Socrata
- Type: Private
- Industry: Data as a Service
- Founded: 2007
- Founder: Kevin Merritt
- Headquarters: Seattle, Washington, United States
- Key people: Kevin Merritt, Safouen Rabah, Matt Miszewski
- Products: Open data, government performance management, government financial insights, data-driven government
- Website: www.socrata.com

= Socrata =

Software company

Socrata was a business-to-government software company that provided an open data platform used by government agencies and civic developers. The platform enabled governments to publish data and support the creation of data-driven applications and reporting. The company was founded in 2007 and over time broadened its offerings to include performance management, open checkbooks, and data integration tools. In April 2018, Socrata was acquired by Tyler Technologies.

After the acquisition, Socrata’s capabilities were expected to be integrated into Tyler’s suite of government software offerings, giving Tyler customers the option to adopt Socrata’s data publishing tools.

== History ==
Socrata was founded in 2007 in Seattle, Washington, later opening offices in Washington, D.C. and London.

The company was originally known as Blist and was introduced as an online data as a service provider at the DEMO 2008 conference.

In 2009, the company rebranded as Socrata and shifted its focus toward providing services to the public sector. Socrata's technology was subsequently used for municipal open-data portals, including the City of Chicago's Data Portal. The portal allows users to search and download city datasets and create maps and graphs from the data. The portal also provides access to datasets through Socrata's Open Data API.

In 2016, Socrata collaborated with Motorola Solutions on CrimeReports, a crime mapping platform used by law enforcement agencies in the United States.

In 2017, the White House presented the federal budget using Socrata, along with other platforms.

In 2018, Socrata was acquired by Tyler Technologies for $150 Million.
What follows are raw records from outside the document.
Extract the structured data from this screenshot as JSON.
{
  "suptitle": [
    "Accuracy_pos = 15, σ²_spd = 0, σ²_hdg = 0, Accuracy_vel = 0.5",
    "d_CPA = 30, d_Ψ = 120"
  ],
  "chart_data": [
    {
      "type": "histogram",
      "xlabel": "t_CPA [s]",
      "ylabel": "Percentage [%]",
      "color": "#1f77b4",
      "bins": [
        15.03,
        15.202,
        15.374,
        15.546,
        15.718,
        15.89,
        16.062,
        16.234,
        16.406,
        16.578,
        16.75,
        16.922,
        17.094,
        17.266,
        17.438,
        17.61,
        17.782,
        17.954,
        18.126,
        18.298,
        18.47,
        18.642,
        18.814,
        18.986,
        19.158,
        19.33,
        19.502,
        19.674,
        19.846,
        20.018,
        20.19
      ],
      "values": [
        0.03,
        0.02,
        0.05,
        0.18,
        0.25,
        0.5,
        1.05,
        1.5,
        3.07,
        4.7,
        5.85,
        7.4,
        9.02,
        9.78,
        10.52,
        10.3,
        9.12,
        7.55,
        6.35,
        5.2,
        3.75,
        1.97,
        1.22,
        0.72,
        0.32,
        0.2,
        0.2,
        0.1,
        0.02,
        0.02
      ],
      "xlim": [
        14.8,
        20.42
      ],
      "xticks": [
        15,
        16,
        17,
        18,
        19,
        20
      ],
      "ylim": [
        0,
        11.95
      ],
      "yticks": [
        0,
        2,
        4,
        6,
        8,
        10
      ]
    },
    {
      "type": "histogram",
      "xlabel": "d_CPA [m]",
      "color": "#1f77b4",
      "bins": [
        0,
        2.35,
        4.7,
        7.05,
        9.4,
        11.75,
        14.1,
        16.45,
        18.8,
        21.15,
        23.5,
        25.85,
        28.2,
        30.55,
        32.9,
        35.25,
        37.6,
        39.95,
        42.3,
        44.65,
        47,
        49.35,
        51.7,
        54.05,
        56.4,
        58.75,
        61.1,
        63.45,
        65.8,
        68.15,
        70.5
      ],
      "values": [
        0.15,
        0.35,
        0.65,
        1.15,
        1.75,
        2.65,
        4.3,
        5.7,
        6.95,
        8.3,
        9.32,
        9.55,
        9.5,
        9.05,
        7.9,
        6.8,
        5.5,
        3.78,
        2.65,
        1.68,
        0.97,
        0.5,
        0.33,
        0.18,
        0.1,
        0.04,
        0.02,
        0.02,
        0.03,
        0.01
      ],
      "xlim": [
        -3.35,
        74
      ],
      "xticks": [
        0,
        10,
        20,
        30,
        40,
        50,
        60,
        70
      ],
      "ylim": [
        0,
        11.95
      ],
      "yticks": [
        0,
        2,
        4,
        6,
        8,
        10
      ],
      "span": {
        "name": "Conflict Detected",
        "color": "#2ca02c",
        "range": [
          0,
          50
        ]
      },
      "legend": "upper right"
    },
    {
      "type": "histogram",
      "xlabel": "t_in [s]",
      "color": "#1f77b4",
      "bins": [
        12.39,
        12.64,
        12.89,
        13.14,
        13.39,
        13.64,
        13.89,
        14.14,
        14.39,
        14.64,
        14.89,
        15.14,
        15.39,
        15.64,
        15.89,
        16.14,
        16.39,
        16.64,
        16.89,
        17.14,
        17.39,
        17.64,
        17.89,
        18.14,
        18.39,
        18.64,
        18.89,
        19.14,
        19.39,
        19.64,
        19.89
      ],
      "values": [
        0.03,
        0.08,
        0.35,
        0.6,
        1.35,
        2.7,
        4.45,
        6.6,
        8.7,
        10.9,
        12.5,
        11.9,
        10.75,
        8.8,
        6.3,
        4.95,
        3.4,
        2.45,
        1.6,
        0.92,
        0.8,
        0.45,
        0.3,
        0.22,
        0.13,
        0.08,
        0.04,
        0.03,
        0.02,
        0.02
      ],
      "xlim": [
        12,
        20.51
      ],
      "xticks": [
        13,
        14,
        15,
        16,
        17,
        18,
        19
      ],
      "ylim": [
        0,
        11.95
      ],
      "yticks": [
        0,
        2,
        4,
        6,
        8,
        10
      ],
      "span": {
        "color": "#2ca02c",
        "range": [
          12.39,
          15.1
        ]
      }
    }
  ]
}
Many employees joined Tyler, and the company maintained offices in Seattle and Washington, D.C.

In 2019, Motorola Solutions ended its collaboration with Socrata, discontinuing access to open crime data APIs in the United States.

== Cost ==
In 2015, Governing magazine reported that the City of Los Angeles purchased Socrata software for $319,000 in initial fees and $287,000 in annual fees.

== Open Data Network ==
In July 2014, Socrata launched the Open Data Network, a project designed to encourage collaboration between governments and private organizations by providing access to datasets such as crime, transit, and 311 service requests.

== Fund and FedRAMP ==
In 2008, Socrata raised $6.5 million in venture capital funding from Morgenthaler Ventures and Frazier Technology Ventures.[11] In June 2013, it secured an additional $18 million from OpenView Venture Partners, Morgenthaler Ventures, Frazier Technology Partners, and In-Q-Tel. In November 2014, the company raised $30 million in a Series C round led by Sapphire Ventures, with participation from previous investors.

In 2017, Socrata received Federal Risk and Authorization Management Program (FedRAMP) Moderate authorization from the U.S. General Services Administration.